他者に服従することで私は主体性を発揮し、他者への徹底的受動性(気が付いたら考えてしまっている)を通して明らかになったのが人間の理性だ、という理性のとらえ直しです。
他者が確定しないことで、わたしは他者に欲望します。
それは、私を思考へと促す。
他者への向きが意味になるのです。
そしてまた私が思わずにはいられないということにも、レヴィナスは責任の最も基礎的な事態をみました。
「レヴィナス入門」では存在の過剰に焦点をあてましたが、「レヴィナス 無起源からの思考」では意識の過剰に焦点を当ててみました。
(もちろん、「レヴィナス 無起源からの思考」でも存在の過剰についても述べています。
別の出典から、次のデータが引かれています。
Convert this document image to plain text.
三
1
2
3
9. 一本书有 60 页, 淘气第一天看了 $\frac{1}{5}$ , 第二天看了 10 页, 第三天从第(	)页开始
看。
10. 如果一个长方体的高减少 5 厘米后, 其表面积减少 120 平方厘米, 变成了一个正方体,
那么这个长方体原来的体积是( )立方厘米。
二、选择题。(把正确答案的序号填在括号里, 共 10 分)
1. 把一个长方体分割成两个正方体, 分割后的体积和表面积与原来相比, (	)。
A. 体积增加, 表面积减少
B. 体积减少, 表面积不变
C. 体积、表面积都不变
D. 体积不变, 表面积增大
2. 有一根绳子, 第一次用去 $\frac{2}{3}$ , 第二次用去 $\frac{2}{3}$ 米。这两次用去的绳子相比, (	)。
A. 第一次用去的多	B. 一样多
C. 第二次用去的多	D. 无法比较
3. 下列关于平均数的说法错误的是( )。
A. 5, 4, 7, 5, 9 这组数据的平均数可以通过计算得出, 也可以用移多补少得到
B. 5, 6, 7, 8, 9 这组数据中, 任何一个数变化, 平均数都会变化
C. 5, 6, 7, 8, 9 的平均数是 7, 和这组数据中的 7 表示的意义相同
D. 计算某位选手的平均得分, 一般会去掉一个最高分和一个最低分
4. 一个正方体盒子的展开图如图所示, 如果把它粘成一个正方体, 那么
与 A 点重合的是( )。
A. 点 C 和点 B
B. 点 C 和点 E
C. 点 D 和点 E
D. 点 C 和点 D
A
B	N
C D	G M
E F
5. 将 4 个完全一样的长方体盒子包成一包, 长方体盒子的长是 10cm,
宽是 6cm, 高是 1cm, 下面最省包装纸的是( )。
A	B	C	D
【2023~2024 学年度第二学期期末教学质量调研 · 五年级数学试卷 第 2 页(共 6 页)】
)
欲求と欲望と「正義」
欲求と欲望の見分けがつかない。
多くの顔が私に服従しろと謎を出してくる。
こうなると、私には困ったことがでてきます。
私が動かせる体は一つなので、そのときどきによって、何に服従するのかを私は何によって決めているのかということです。
私が「顔」を介して「ありえないもの」に服し、その方向へとみずからをさし出すことが「よさ」だったとすれば、「よさ」はその論理の果てに「正しさ」を要求せずにはいなかったことになる。「よさ」があくまで〈私から他者へ〉という一方的で非対称的な関係だったのに対して、「正しさ」はそのような非対称的な関係である「欲望」のすべてを等しく見渡す地点に(擬制的に)立つことによってはじめて可能となる比較・考量に基づく。すなわち平等性としての「公平さ」こそ、「正しさ」が、つまりは「正義」が立脚する地点の徴表(メルクマール)なのである。
(p239)
「正義」は「欲望しえないもの」「よさではもはやないもの」「強いられるもの(暴力的)」「望ましからざるもの」として、「欲望」を裁くことができるものとして現れます。
異なるものでなければ、比較しえない
正義によって人は裁かれます。
判断しえなかったものが、正義という軸によって等しく判断されるようになるのです。
例えば、この等しさは貨幣によっても示されます。
国家では貨幣が「等しさ」の体現者となるからです。
正義の逆説
つまり理性と国家による力の行使は、私を他者へと全面的に差し出すこととしての「よさ」(倫理的望ましさ)を損ない、「望ましくないもの」の次元へと移行する「悪しき」ものなのである。
(p257)
この問いには答えはないのであり、幻とも現実ともつかないものが折り重なり・二重映しにも三重映しにもなる中でひたすら目を凝らし、眠り込まないよう警戒しつづける者、それが思考なのだ。そして思考の本懐は、それがひたすらあなたに向けて差し出される「言葉」たることにある。